Créances commerciales incontestées : la procédure simplifiée adoptée rebat les cartes du précontentieux

Une nouvelle procédure simplifiée de recouvrement des créances commerciales incontestées

La nouvelle procédure simplifiée de recouvrement des créances commerciales, instaurée par la proposition de loi n° 441 (2023-2024) portée par le sénateur François Patriat et adoptée par l’Assemblée nationale le 7 mars 2024, bouleverse l’équilibre entre règlement amiable et action judiciaire pour les entreprises. En matière commerciale, ce dispositif crée un mode de recouvrement accéléré des créances professionnelles incontestées sans passage préalable devant le juge. Pour les directions financières, ce changement réduit le délai entre la facture échue, le commandement de payer et l’obtention d’un titre exécutoire réellement exploitable, en s’inscrivant dans la continuité des réformes récentes du contentieux de masse, notamment celles issues du décret n° 2023-686 du 29 juillet 2023 relatif à la procédure d’injonction de payer.
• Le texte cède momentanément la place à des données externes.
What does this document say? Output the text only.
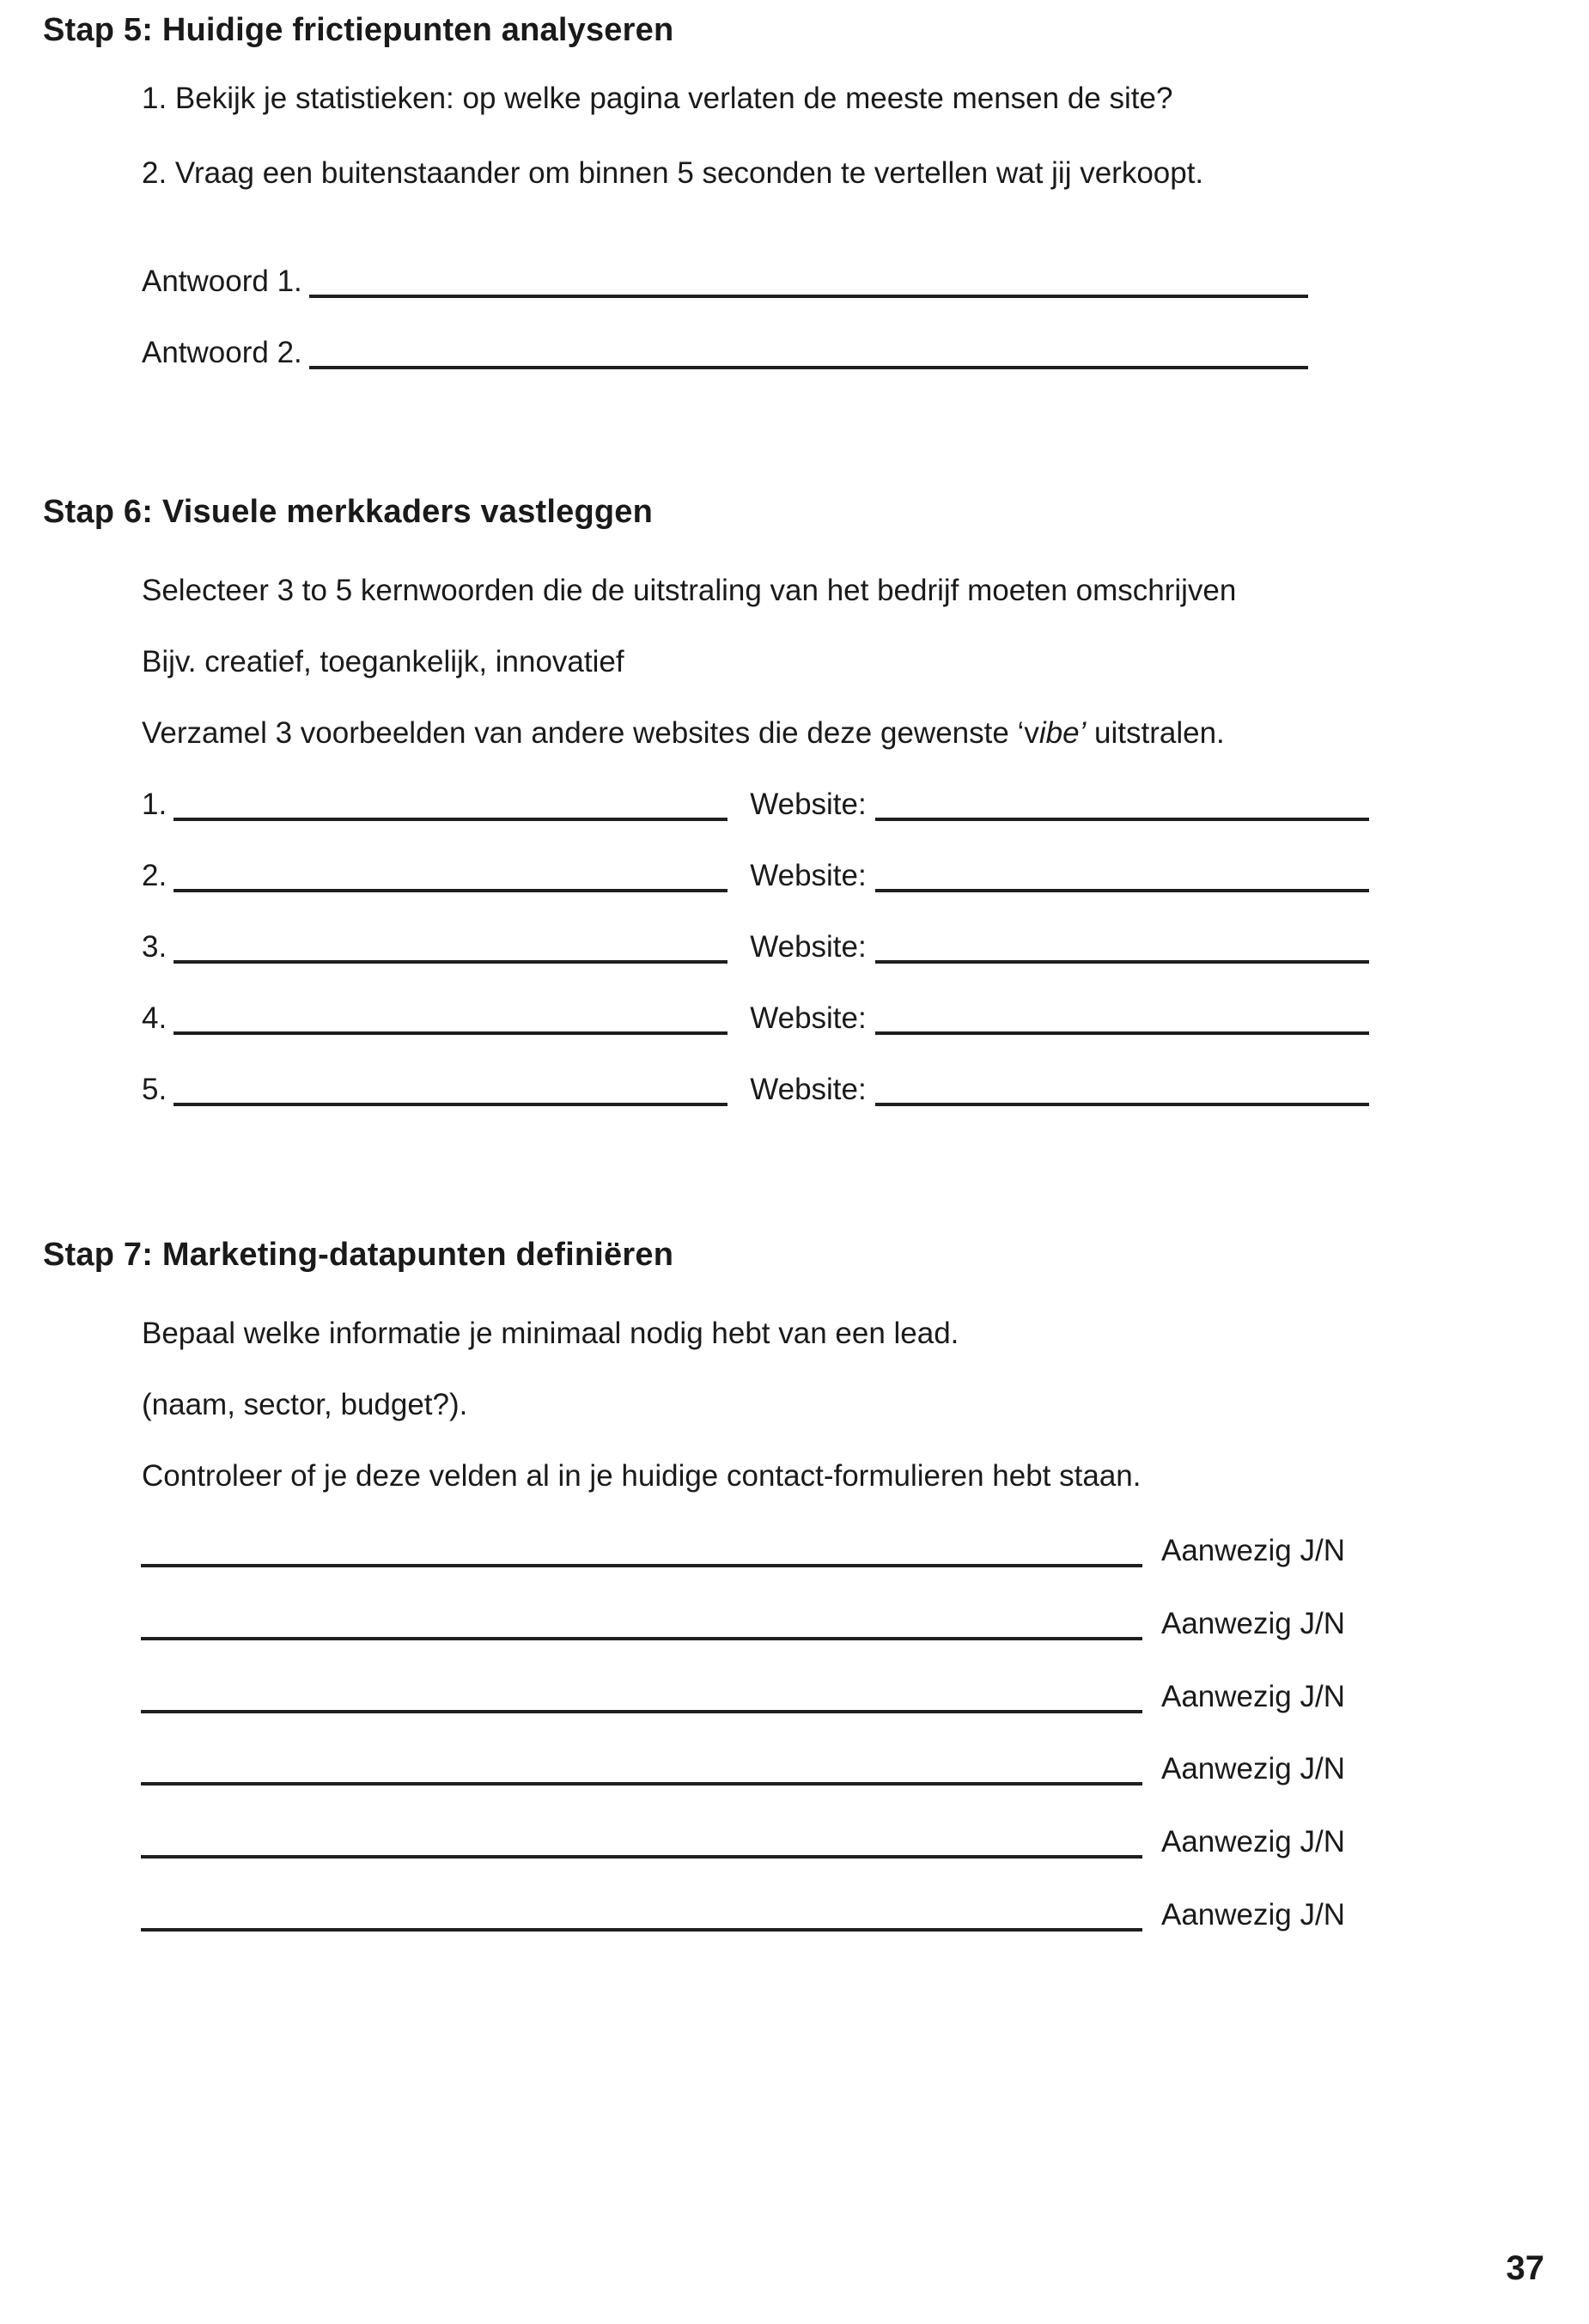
Stap 5: Huidige frictiepunten analyseren
1. Bekijk je statistieken: op welke pagina verlaten de meeste mensen de site?
2. Vraag een buitenstaander om binnen 5 seconden te vertellen wat jij verkoopt.
Antwoord 1.
Antwoord 2.
Stap 6: Visuele merkkaders vastleggen
Selecteer 3 to 5 kernwoorden die de uitstraling van het bedrijf moeten omschrijven
Bijv. creatief, toegankelijk, innovatief
Verzamel 3 voorbeelden van andere websites die deze gewenste ‘vibe’ uitstralen.
1.	Website:
2.	Website:
3.	Website:
4.	Website:
5.	Website:
Stap 7: Marketing-datapunten definiëren
Bepaal welke informatie je minimaal nodig hebt van een lead.
(naam, sector, budget?).
Controleer of je deze velden al in je huidige contact-formulieren hebt staan.
Aanwezig J/N
Aanwezig J/N
Aanwezig J/N
Aanwezig J/N
Aanwezig J/N
Aanwezig J/N
37
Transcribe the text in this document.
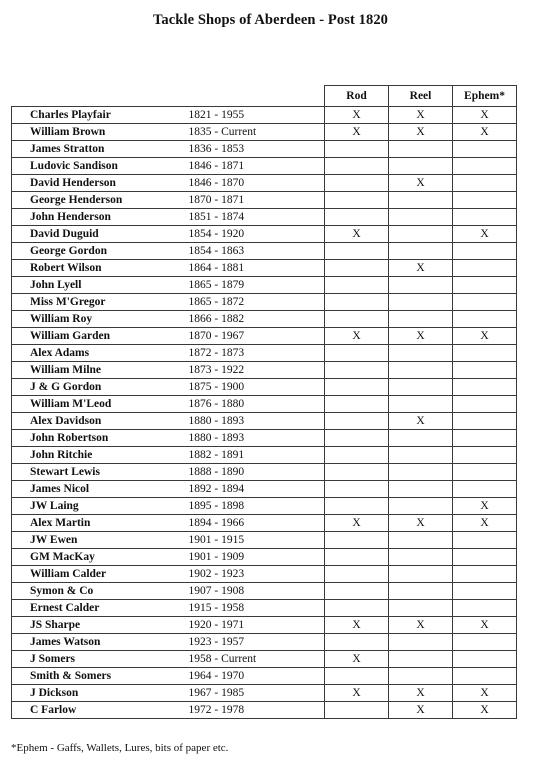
Tackle Shops of Aberdeen - Post 1820
		Rod	Reel	Ephem*
Charles Playfair	1821 - 1955	X	X	X
William Brown	1835 - Current	X	X	X
James Stratton	1836 - 1853			
Ludovic Sandison	1846 - 1871			
David Henderson	1846 - 1870		X	
George Henderson	1870 - 1871			
John Henderson	1851 - 1874			
David Duguid	1854 - 1920	X		X
George Gordon	1854 - 1863			
Robert Wilson	1864 - 1881		X	
John Lyell	1865 - 1879			
Miss M'Gregor	1865 - 1872			
William Roy	1866 - 1882			
William Garden	1870 - 1967	X	X	X
Alex Adams	1872 - 1873			
William Milne	1873 - 1922			
J & G Gordon	1875 - 1900			
William M'Leod	1876 - 1880			
Alex Davidson	1880 - 1893		X	
John Robertson	1880 - 1893			
John Ritchie	1882 - 1891			
Stewart Lewis	1888 - 1890			
James Nicol	1892 - 1894			
JW Laing	1895 - 1898			X
Alex Martin	1894 - 1966	X	X	X
JW Ewen	1901 - 1915			
GM MacKay	1901 - 1909			
William Calder	1902 - 1923			
Symon & Co	1907 - 1908			
Ernest Calder	1915 - 1958			
JS Sharpe	1920 - 1971	X	X	X
James Watson	1923 - 1957			
J Somers	1958 - Current	X		
Smith & Somers	1964 - 1970			
J Dickson	1967 - 1985	X	X	X
C Farlow	1972 - 1978		X	X
*Ephem - Gaffs, Wallets, Lures, bits of paper etc.
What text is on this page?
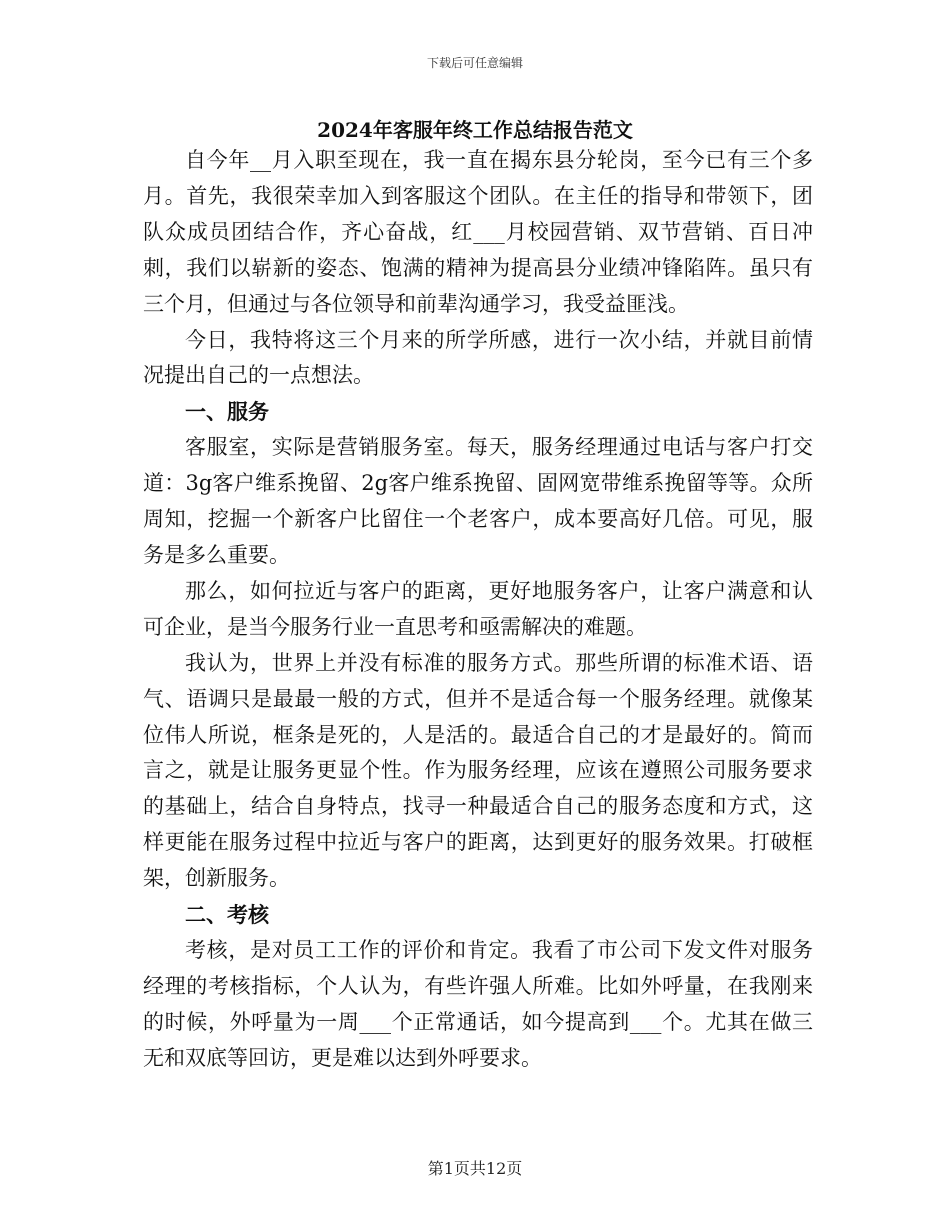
下载后可任意编辑
2024年客服年终工作总结报告范文

自今年__月入职至现在，我一直在揭东县分轮岗，至今已有三个多月。首先，我很荣幸加入到客服这个团队。在主任的指导和带领下，团队众成员团结合作，齐心奋战，红___月校园营销、双节营销、百日冲刺，我们以崭新的姿态、饱满的精神为提高县分业绩冲锋陷阵。虽只有三个月，但通过与各位领导和前辈沟通学习，我受益匪浅。

今日，我特将这三个月来的所学所感，进行一次小结，并就目前情况提出自己的一点想法。

一、服务

客服室，实际是营销服务室。每天，服务经理通过电话与客户打交道：3g客户维系挽留、2g客户维系挽留、固网宽带维系挽留等等。众所周知，挖掘一个新客户比留住一个老客户，成本要高好几倍。可见，服务是多么重要。

那么，如何拉近与客户的距离，更好地服务客户，让客户满意和认可企业，是当今服务行业一直思考和亟需解决的难题。

我认为，世界上并没有标准的服务方式。那些所谓的标准术语、语气、语调只是最最一般的方式，但并不是适合每一个服务经理。就像某位伟人所说，框条是死的，人是活的。最适合自己的才是最好的。简而言之，就是让服务更显个性。作为服务经理，应该在遵照公司服务要求的基础上，结合自身特点，找寻一种最适合自己的服务态度和方式，这样更能在服务过程中拉近与客户的距离，达到更好的服务效果。打破框架，创新服务。

二、考核

考核，是对员工工作的评价和肯定。我看了市公司下发文件对服务经理的考核指标，个人认为，有些许强人所难。比如外呼量，在我刚来的时候，外呼量为一周___个正常通话，如今提高到___个。尤其在做三无和双底等回访，更是难以达到外呼要求。

第1页共12页
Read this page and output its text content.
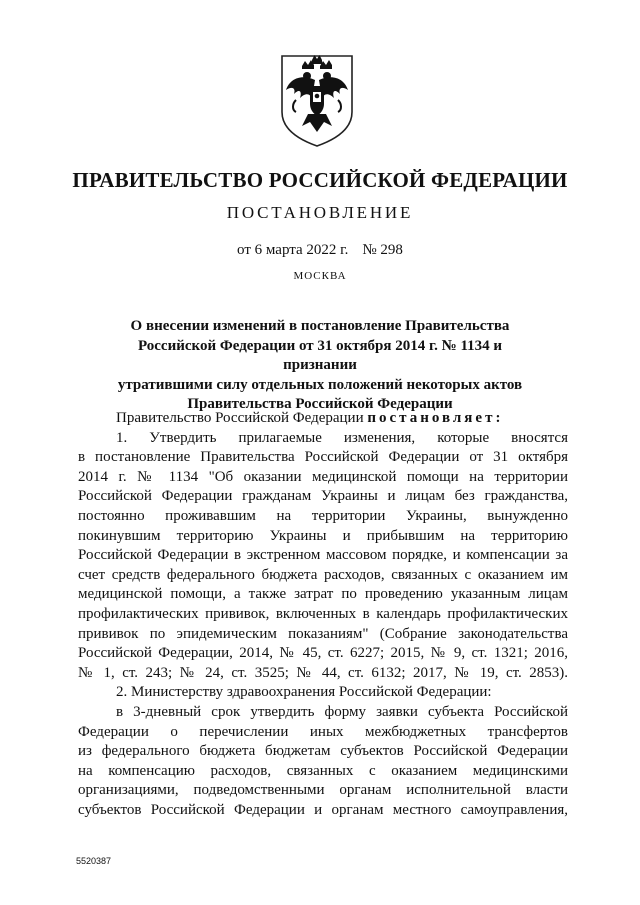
ПРАВИТЕЛЬСТВО РОССИЙСКОЙ ФЕДЕРАЦИИ
ПОСТАНОВЛЕНИЕ
от 6 марта 2022 г. № 298
МОСКВА
О внесении изменений в постановление Правительства
Российской Федерации от 31 октября 2014 г. № 1134 и признании
утратившими силу отдельных положений некоторых актов
Правительства Российской Федерации
Правительство Российской Федерации постановляет:
1. Утвердить прилагаемые изменения, которые вносятся
в постановление Правительства Российской Федерации от 31 октября
2014 г. № 1134 "Об оказании медицинской помощи на территории
Российской Федерации гражданам Украины и лицам без гражданства,
постоянно проживавшим на территории Украины, вынужденно
покинувшим территорию Украины и прибывшим на территорию
Российской Федерации в экстренном массовом порядке, и компенсации за
счет средств федерального бюджета расходов, связанных с оказанием им
медицинской помощи, а также затрат по проведению указанным лицам
профилактических прививок, включенных в календарь профилактических
прививок по эпидемическим показаниям" (Собрание законодательства
Российской Федерации, 2014, № 45, ст. 6227; 2015, № 9, ст. 1321; 2016,
№ 1, ст. 243; № 24, ст. 3525; № 44, ст. 6132; 2017, № 19, ст. 2853).
2. Министерству здравоохранения Российской Федерации:
в 3-дневный срок утвердить форму заявки субъекта Российской
Федерации о перечислении иных межбюджетных трансфертов
из федерального бюджета бюджетам субъектов Российской Федерации
на компенсацию расходов, связанных с оказанием медицинскими
организациями, подведомственными органам исполнительной власти
субъектов Российской Федерации и органам местного самоуправления,
5520387
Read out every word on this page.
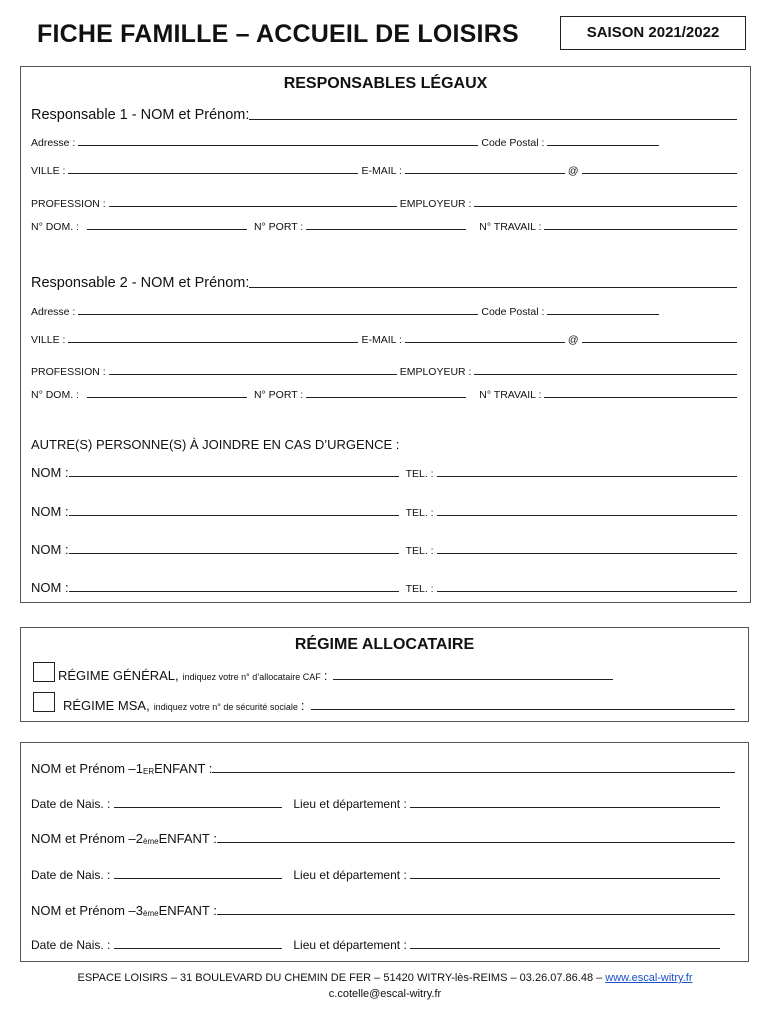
FICHE FAMILLE – ACCUEIL DE LOISIRS	SAISON 2021/2022
RESPONSABLES LÉGAUX
Responsable 1 - NOM et Prénom:
Adresse :	Code Postal :
VILLE :	E-MAIL :	@
PROFESSION :	EMPLOYEUR :
N° DOM. :	N° PORT :	N° TRAVAIL :
Responsable 2 - NOM et Prénom:
Adresse :	Code Postal :
VILLE :	E-MAIL :	@
PROFESSION :	EMPLOYEUR :
N° DOM. :	N° PORT :	N° TRAVAIL :
AUTRE(S) PERSONNE(S) À JOINDRE EN CAS D’URGENCE :
NOM :	TEL. :
NOM :	TEL. :
NOM :	TEL. :
NOM :	TEL. :
RÉGIME ALLOCATAIRE
RÉGIME GÉNÉRAL, indiquez votre n° d’allocataire CAF :
RÉGIME MSA, indiquez votre n° de sécurité sociale :
NOM et Prénom – $1_{ER}$ ENFANT :
Date de Nais. :	Lieu et département :
NOM et Prénom – $2_{ème}$ ENFANT :
Date de Nais. :	Lieu et département :
NOM et Prénom – $3_{ème}$ ENFANT :
Date de Nais. :	Lieu et département :
ESPACE LOISIRS – 31 BOULEVARD DU CHEMIN DE FER – 51420 WITRY-lès-REIMS – 03.26.07.86.48 – www.escal-witry.fr
c.cotelle@escal-witry.fr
Le périmètre est strict : seules les créances commerciales incontestées entre commerçants ou entreprises immatriculées entrent dans le champ de cette nouvelle procédure de recouvrement judiciaire simplifié. Le texte de loi exclut les consommateurs, les créances mixtes et les situations où une contestation sérieuse sur le droit ou le montant de la créance est déjà formalisée, ce qui limite le risque d’atteinte aux droits de la défense du débiteur. Pour un avocat d’entreprise, la première question devient donc de qualifier la créance, d’identifier la juridiction compétente en matière commerciale et de vérifier l’absence de tout début de procès de contestation, en s’appuyant sur le dossier contractuel, les conditions générales de vente et les échanges préalables, conformément aux exigences rappelées dans l’exposé des motifs de la proposition de loi n° 441 (2023-2024).

Le mécanisme repose sur un commissaire de justice, pivot de ce recouvrement judiciaire simplifié. Sur mandat du créancier, ce professionnel procède à l’envoi d’un commandement de payer au débiteur, par acte signifié, en rappelant la créance, son origine, le montant et le délai d’un mois laissé pour le paiement ou la contestation. En l’absence de réaction du débiteur, le commissaire de justice dresse un procès-verbal de non-contestation, transmis au greffe du tribunal de commerce pour apposition de la formule exécutoire et transformation en titre exécutoire pleinement opposable, selon un circuit inspiré de la procédure d’injonction de payer réformée par le décret n° 2023-686 du 29 juillet 2023.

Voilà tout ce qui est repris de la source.